Bolivian educator, organizer, and writer (1897–1969)

Etelvina Villanueva y Saavedra (1897–1969) was a Bolivian educator, feminist organizer, writer, and poet.

In 1923, María Luisa Sánchez Bustamante organized the first feminist group in Bolivia, Ateneo Femenino, with the goals of attaining civil and political equality as well as furthering their artistic growth. Charter members were artists, journalists, teachers and writers and included Leticia Antezana, Elvira Benguria, Fidelia Corral, Marina Lijerón, Julia Reyes Ortiz, Ema Alina Palfray, Emma Pérez de Carvajal, María Josefa Saavedra, Ana Rosa Tornero, Ana Rosa Vásquez, and Etelvina Villanueva. They organized their own journal Eco Femenino.
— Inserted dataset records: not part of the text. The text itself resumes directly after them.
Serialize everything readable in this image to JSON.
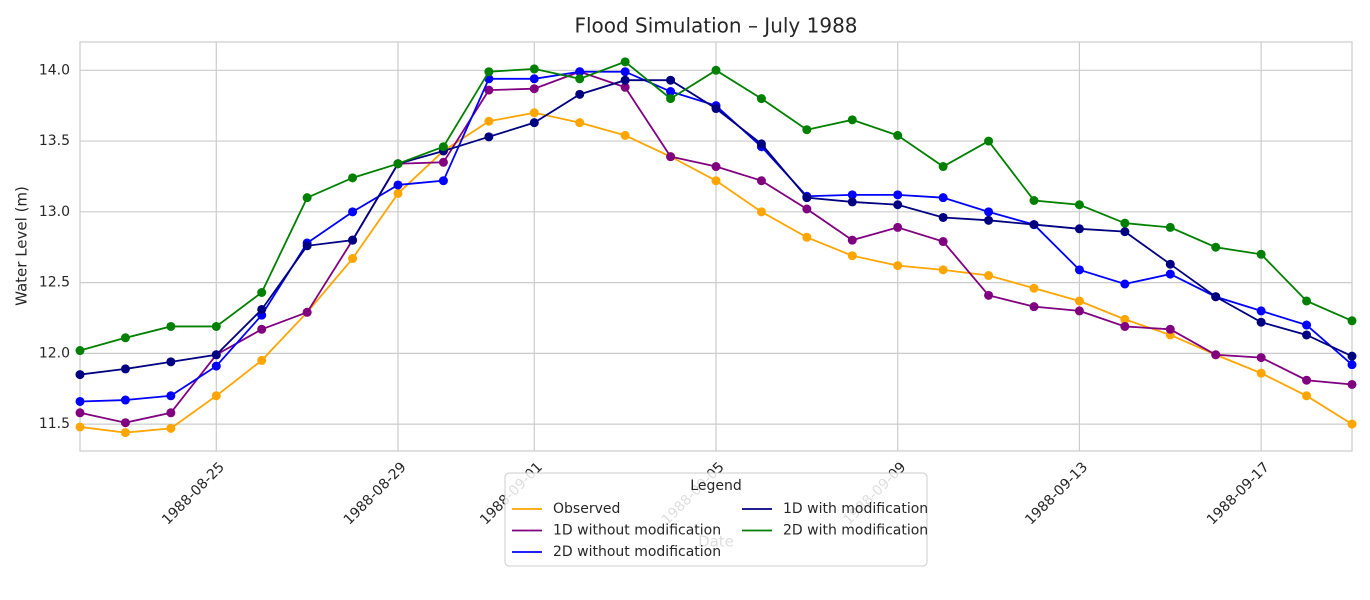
{
  "chart_data": {
    "type": "line",
    "title": "Flood Simulation – July 1988",
    "xlabel": "Date",
    "ylabel": "Water Level (m)",
    "x": [
      "1988-08-22",
      "1988-08-23",
      "1988-08-24",
      "1988-08-25",
      "1988-08-26",
      "1988-08-27",
      "1988-08-28",
      "1988-08-29",
      "1988-08-30",
      "1988-08-31",
      "1988-09-01",
      "1988-09-02",
      "1988-09-03",
      "1988-09-04",
      "1988-09-05",
      "1988-09-06",
      "1988-09-07",
      "1988-09-08",
      "1988-09-09",
      "1988-09-10",
      "1988-09-11",
      "1988-09-12",
      "1988-09-13",
      "1988-09-14",
      "1988-09-15",
      "1988-09-16",
      "1988-09-17",
      "1988-09-18",
      "1988-09-19"
    ],
    "series": [
      {
        "name": "Observed",
        "color": "#ffa500",
        "values": [
          11.48,
          11.44,
          11.47,
          11.7,
          11.95,
          12.29,
          12.67,
          13.13,
          13.43,
          13.64,
          13.7,
          13.63,
          13.54,
          13.39,
          13.22,
          13.0,
          12.82,
          12.69,
          12.62,
          12.59,
          12.55,
          12.46,
          12.37,
          12.24,
          12.13,
          11.99,
          11.86,
          11.7,
          11.5
        ]
      },
      {
        "name": "1D without modification",
        "color": "#800080",
        "values": [
          11.58,
          11.51,
          11.58,
          11.99,
          12.17,
          12.29,
          12.8,
          13.34,
          13.35,
          13.86,
          13.87,
          13.99,
          13.88,
          13.39,
          13.32,
          13.22,
          13.02,
          12.8,
          12.89,
          12.79,
          12.41,
          12.33,
          12.3,
          12.19,
          12.17,
          11.99,
          11.97,
          11.81,
          11.78
        ]
      },
      {
        "name": "2D without modification",
        "color": "#0000ff",
        "values": [
          11.66,
          11.67,
          11.7,
          11.91,
          12.27,
          12.78,
          13.0,
          13.19,
          13.22,
          13.94,
          13.94,
          13.99,
          13.99,
          13.85,
          13.75,
          13.46,
          13.11,
          13.12,
          13.12,
          13.1,
          13.0,
          12.91,
          12.59,
          12.49,
          12.56,
          12.4,
          12.3,
          12.2,
          11.92
        ]
      },
      {
        "name": "1D with modification",
        "color": "#000080",
        "values": [
          11.85,
          11.89,
          11.94,
          11.99,
          12.31,
          12.76,
          12.8,
          13.34,
          13.43,
          13.53,
          13.63,
          13.83,
          13.93,
          13.93,
          13.73,
          13.48,
          13.1,
          13.07,
          13.05,
          12.96,
          12.94,
          12.91,
          12.88,
          12.86,
          12.63,
          12.4,
          12.22,
          12.13,
          11.98
        ]
      },
      {
        "name": "2D with modification",
        "color": "#008000",
        "values": [
          12.02,
          12.11,
          12.19,
          12.19,
          12.43,
          13.1,
          13.24,
          13.34,
          13.46,
          13.99,
          14.01,
          13.94,
          14.06,
          13.8,
          14.0,
          13.8,
          13.58,
          13.65,
          13.54,
          13.32,
          13.5,
          13.08,
          13.05,
          12.92,
          12.89,
          12.75,
          12.7,
          12.37,
          12.23
        ]
      }
    ],
    "xlim": [
      "1988-08-22",
      "1988-09-19"
    ],
    "xticks": [
      "1988-08-25",
      "1988-08-29",
      "1988-09-01",
      "1988-09-05",
      "1988-09-09",
      "1988-09-13",
      "1988-09-17"
    ],
    "ylim": [
      11.31,
      14.2
    ],
    "yticks": [
      11.5,
      {
        "value": 12,
        "label": "12.0"
      },
      12.5,
      {
        "value": 13,
        "label": "13.0"
      },
      13.5,
      {
        "value": 14,
        "label": "14.0"
      }
    ],
    "grid": true,
    "markers": true,
    "legend": {
      "title": "Legend",
      "position": "bottom",
      "columns": 2
    }
  }
}
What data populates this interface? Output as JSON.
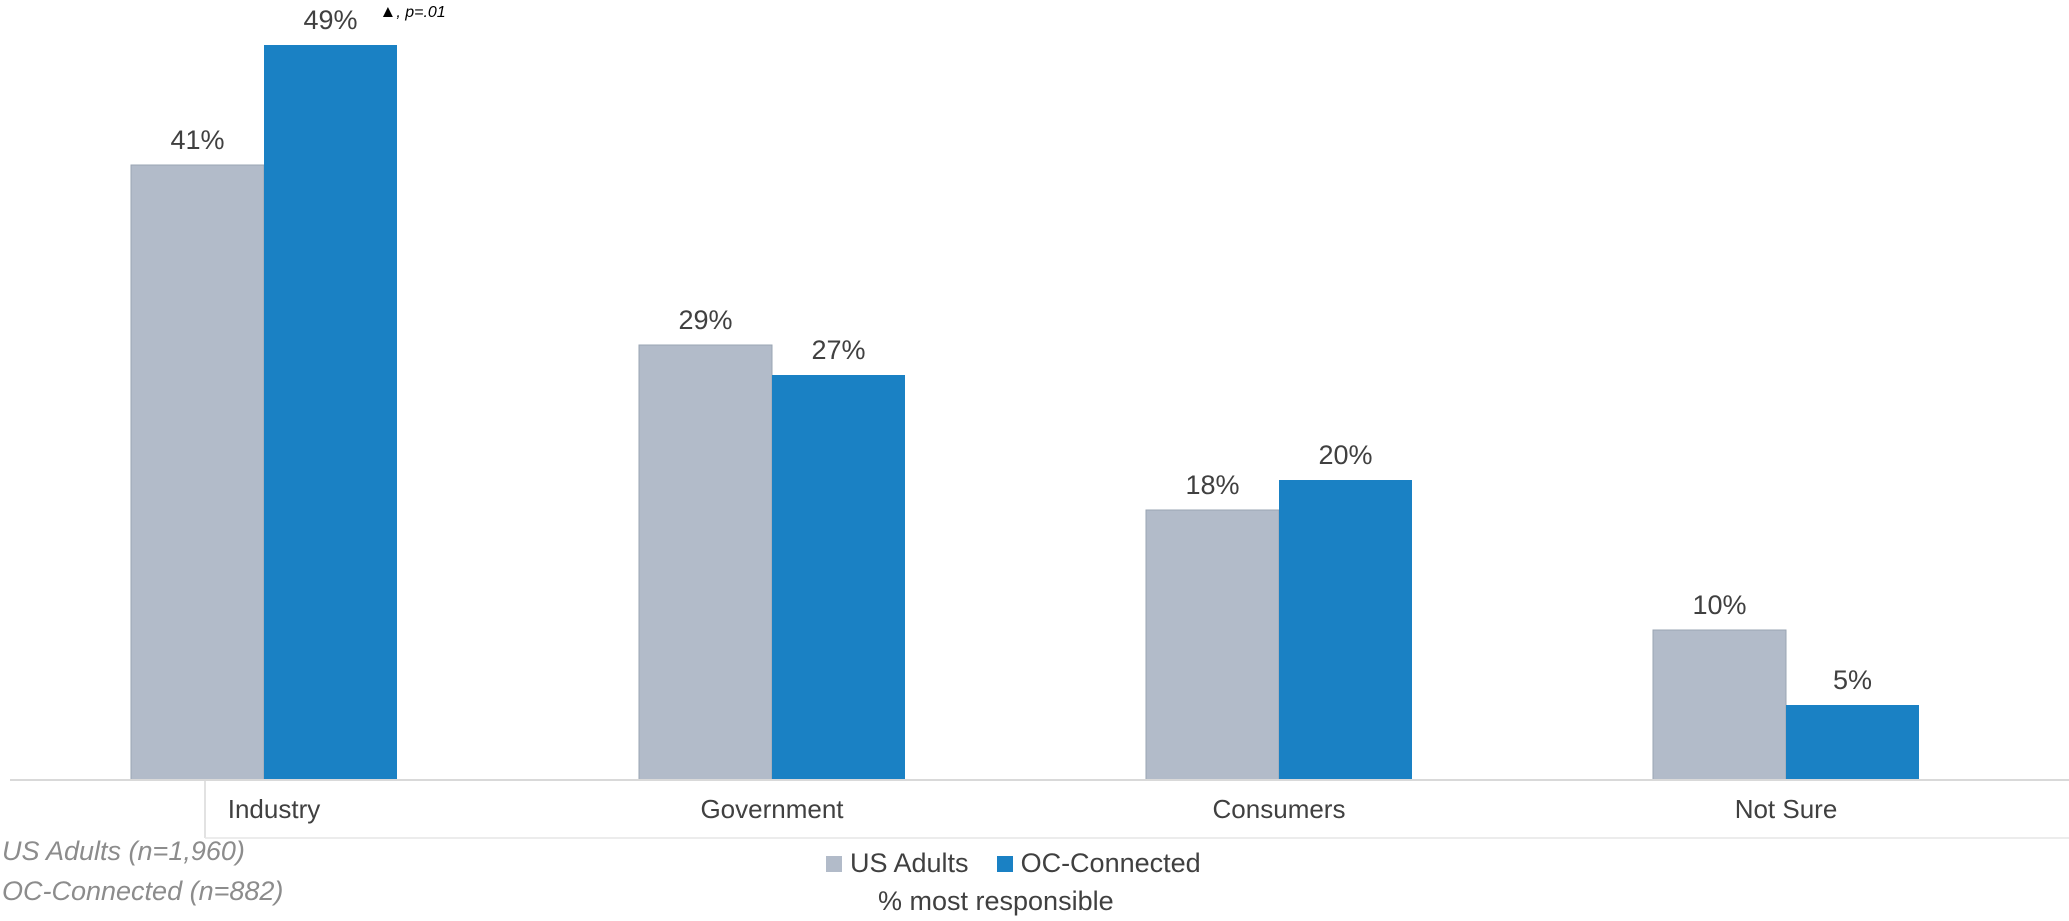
{
  "chart_data": {
    "type": "bar",
    "title": "",
    "xlabel": "% most responsible",
    "ylabel": "",
    "ylim": [
      0,
      50
    ],
    "grid": false,
    "legend_position": "bottom",
    "categories": [
      "Industry",
      "Government",
      "Consumers",
      "Not Sure"
    ],
    "series": [
      {
        "name": "US Adults",
        "color": "#b2bbc9",
        "values": [
          41,
          29,
          18,
          10
        ],
        "labels": [
          "41%",
          "29%",
          "18%",
          "10%"
        ]
      },
      {
        "name": "OC-Connected",
        "color": "#1a81c4",
        "values": [
          49,
          27,
          20,
          5
        ],
        "labels": [
          "49%",
          "27%",
          "20%",
          "5%"
        ]
      }
    ],
    "annotation": {
      "category": "Industry",
      "series": "OC-Connected",
      "symbol": "▲",
      "text": ", p=.01"
    }
  },
  "notes": [
    "US Adults (n=1,960)",
    "OC-Connected (n=882)"
  ]
}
From its inception, Tornero ran the magazine printing literary submissions and articles on feminism.

In the 1930s, Villanueva y Saavedra founded another important feminist group, Legión Femenina de Educación Popular de America (Feminine Legion for American Popular Education). This group sought to improve the status of women, regardless of social class, by advocating for changes in the legal code. They provided assistance to the poor and defended unwed mothers and children. They were able to do this because they argued that they were “natural” mothers and so this was a form of mothering but on a higher level and with a new term, "social mothering." In addition to this, the organization allowed Bolivian women to enter the international feminist debates.